In regards to my health, my diet has not been as good as it should be and since moving to Brisbane a few kilos have come back on. My clothes all still feel good and they fit me but I'm very conscious of slipping into bad habits with my diet and so I need to pull myself up on this. I have such a fear of gaining back all the weight I've lost but at the same time find eating not-so-healthy foods happening more than it should.

I met with Ray Hope today who is an Australia powerlifting champion to discuss my goals. He is going to help me achieve my goals through a structured meal plan and some extra exercise tips. He is also going to help me work out why I want to achieve these things and working on my mindset to help me get the most out of myself. I'm quite excited about the prospects this may hold.

So with a new week upon me I will be making healthy meal choices and snacking wisely and as soon as I'm out of the leg brace and off the crutches will be hitting the gym, although it will be my arms probably getting a decent workout for now.


Thursday, May 1, 2014

A Setback

Feeling rather frustrated today.

I slipped at the train station on Wednesday and fell and hurt my knee. I was fine at the time aside from an obvious graze and the fact I was bleeding but cleaned it all up and was on my way. I went to the gym that night and did my running program doing about 5km and then a 15km cycle.

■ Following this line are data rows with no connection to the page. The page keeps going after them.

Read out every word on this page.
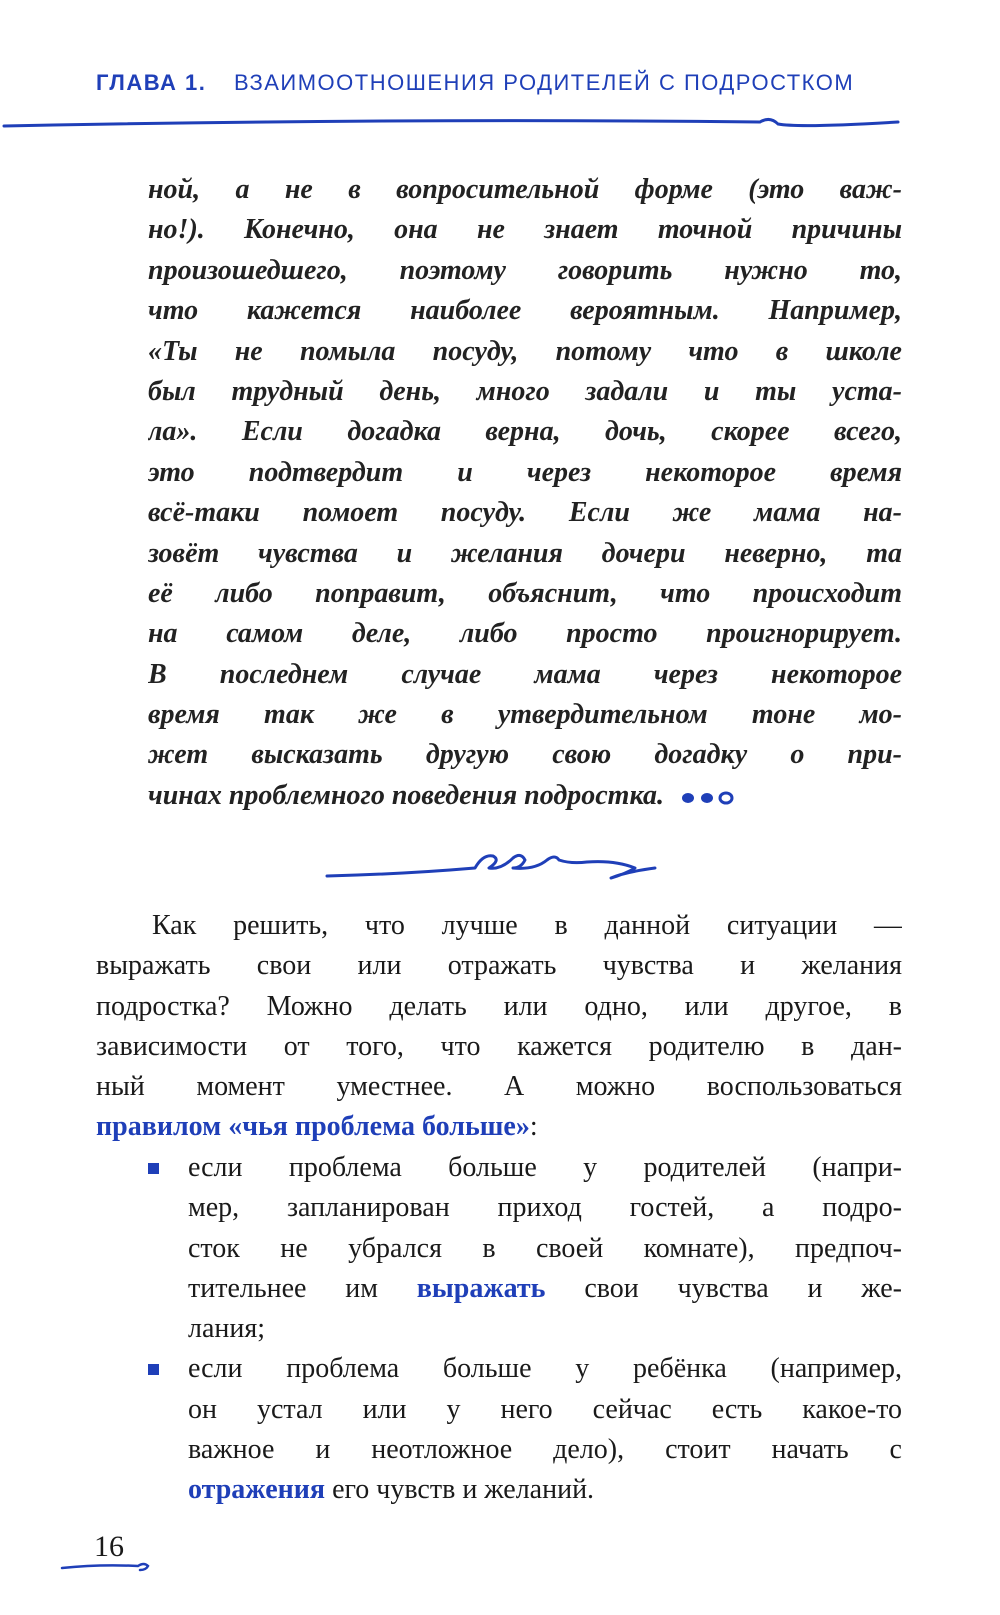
ГЛАВА 1. ВЗАИМООТНОШЕНИЯ РОДИТЕЛЕЙ С ПОДРОСТКОМ
ной, а не в вопросительной форме (это важ-
но!). Конечно, она не знает точной причины
произошедшего, поэтому говорить нужно то,
что кажется наиболее вероятным. Например,
«Ты не помыла посуду, потому что в школе
был трудный день, много задали и ты уста-
ла». Если догадка верна, дочь, скорее всего,
это подтвердит и через некоторое время
всё-таки помоет посуду. Если же мама на-
зовёт чувства и желания дочери неверно, та
её либо поправит, объяснит, что происходит
на самом деле, либо просто проигнорирует.
В последнем случае мама через некоторое
время так же в утвердительном тоне мо-
жет высказать другую свою догадку о при-
чинах проблемного поведения подростка.
Как решить, что лучше в данной ситуации —
выражать свои или отражать чувства и желания
подростка? Можно делать или одно, или другое, в
зависимости от того, что кажется родителю в дан-
ный момент уместнее. А можно воспользоваться
правилом «чья проблема больше»:
если проблема больше у родителей (напри-
мер, запланирован приход гостей, а подро-
сток не убрался в своей комнате), предпоч-
тительнее им выражать свои чувства и же-
лания;
если проблема больше у ребёнка (например,
он устал или у него сейчас есть какое-то
важное и неотложное дело), стоит начать с
отражения его чувств и желаний.
16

I went to work yesterday and was fine then about 11am my knee started to burn but I assumed it was just my graze.

Anyway, as the day progressed my knee got progressively more painful and by the time I got home last night I was limping quite significantly and in a fair bit of pain. As the night progressed the pain continued to increase to the point where I was suffering nausea and crying from the pain. My husband and I made the decision I needed to go and get it checked out because there was no way I could cope with that pain so off we went to the hospital.

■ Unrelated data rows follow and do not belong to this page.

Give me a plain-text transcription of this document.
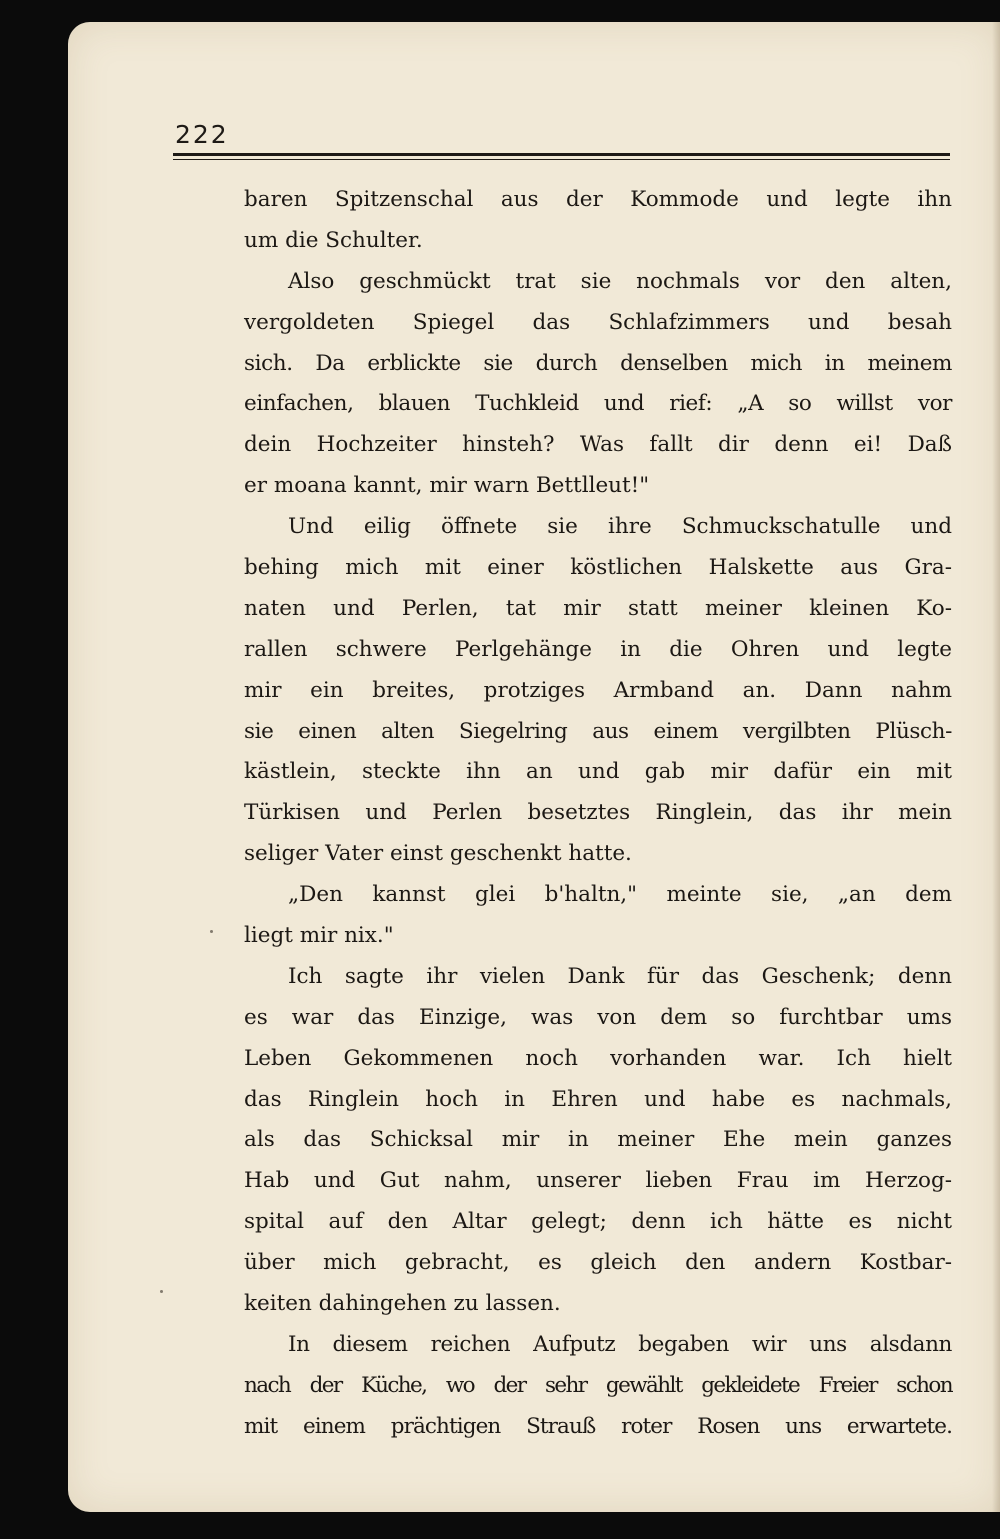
222
baren Spitzenschal aus der Kommode und legte ihn
um die Schulter.
Also geschmückt trat sie nochmals vor den alten,
vergoldeten Spiegel das Schlafzimmers und besah
sich. Da erblickte sie durch denselben mich in meinem
einfachen, blauen Tuchkleid und rief: „A so willst vor
dein Hochzeiter hinsteh? Was fallt dir denn ei! Daß
er moana kannt, mir warn Bettlleut!"
Und eilig öffnete sie ihre Schmuckschatulle und
behing mich mit einer köstlichen Halskette aus Gra-
naten und Perlen, tat mir statt meiner kleinen Ko-
rallen schwere Perlgehänge in die Ohren und legte
mir ein breites, protziges Armband an. Dann nahm
sie einen alten Siegelring aus einem vergilbten Plüsch-
kästlein, steckte ihn an und gab mir dafür ein mit
Türkisen und Perlen besetztes Ringlein, das ihr mein
seliger Vater einst geschenkt hatte.
„Den kannst glei b'haltn," meinte sie, „an dem
liegt mir nix."
Ich sagte ihr vielen Dank für das Geschenk; denn
es war das Einzige, was von dem so furchtbar ums
Leben Gekommenen noch vorhanden war. Ich hielt
das Ringlein hoch in Ehren und habe es nachmals,
als das Schicksal mir in meiner Ehe mein ganzes
Hab und Gut nahm, unserer lieben Frau im Herzog-
spital auf den Altar gelegt; denn ich hätte es nicht
über mich gebracht, es gleich den andern Kostbar-
keiten dahingehen zu lassen.
In diesem reichen Aufputz begaben wir uns alsdann
nach der Küche, wo der sehr gewählt gekleidete Freier schon
mit einem prächtigen Strauß roter Rosen uns erwartete.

Thankfully it's nothing serious and nothing is broken but rather it is a nasty sprain, however I'm not allowed to weight bear today so I spent the morning in bed and now I'm on the couch. I'm all dosed up on painkillers to try and manage the excruciating pain and I have a leg brace to provide some support too.

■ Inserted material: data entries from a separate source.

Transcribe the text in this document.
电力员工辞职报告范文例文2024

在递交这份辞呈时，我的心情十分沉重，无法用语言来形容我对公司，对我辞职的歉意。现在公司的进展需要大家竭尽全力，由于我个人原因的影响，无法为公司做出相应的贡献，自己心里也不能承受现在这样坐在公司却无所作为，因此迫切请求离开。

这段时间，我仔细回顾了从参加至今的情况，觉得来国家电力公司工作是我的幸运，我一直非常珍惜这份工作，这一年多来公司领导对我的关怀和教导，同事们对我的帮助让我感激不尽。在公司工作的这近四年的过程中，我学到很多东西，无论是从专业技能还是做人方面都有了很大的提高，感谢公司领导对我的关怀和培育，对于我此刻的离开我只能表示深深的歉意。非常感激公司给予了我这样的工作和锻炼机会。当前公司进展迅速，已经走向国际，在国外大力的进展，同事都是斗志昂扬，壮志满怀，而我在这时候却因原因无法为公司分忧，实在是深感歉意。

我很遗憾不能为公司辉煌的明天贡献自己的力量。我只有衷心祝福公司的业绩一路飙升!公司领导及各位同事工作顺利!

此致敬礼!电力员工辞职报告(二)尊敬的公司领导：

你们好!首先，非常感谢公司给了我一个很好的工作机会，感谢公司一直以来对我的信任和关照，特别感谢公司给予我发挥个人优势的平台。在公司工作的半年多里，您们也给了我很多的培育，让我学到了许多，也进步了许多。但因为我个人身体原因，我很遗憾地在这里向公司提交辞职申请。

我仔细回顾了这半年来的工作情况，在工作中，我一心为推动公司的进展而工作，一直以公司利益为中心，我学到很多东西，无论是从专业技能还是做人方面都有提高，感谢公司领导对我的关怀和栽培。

I'm so frustrated because this will halt my running and exercise, I had to cancel my program planning I had for tomorrow and I just hate being so confined. It's ok when you choose to have a break but being forced to is annoying, especially as I really want to re-focus on my diet and exercise and get some more kilos off and get fitter.

As frustrating as this rest is I know I need to do it because I literally can't walk on my left leg and I know I need to make sure not to push it too hard too soon because otherwise I'll do more damage and only prolong my recovery.

Here is me hobbling around.



On a more positive note, I am meeting with Australian powerlifter Ray Hope on Sunday as part of his campaign to have 1000 healthy people by Christmas, to see if he can help me reach my goals. Additionally, my husband and I are off to see Hugh Laurie perform so that will certainly be a very bright point in my day and is something I've been looking forward to for a couple of months. I'll just be sure to make sure I've got a good supply of painkillers with me!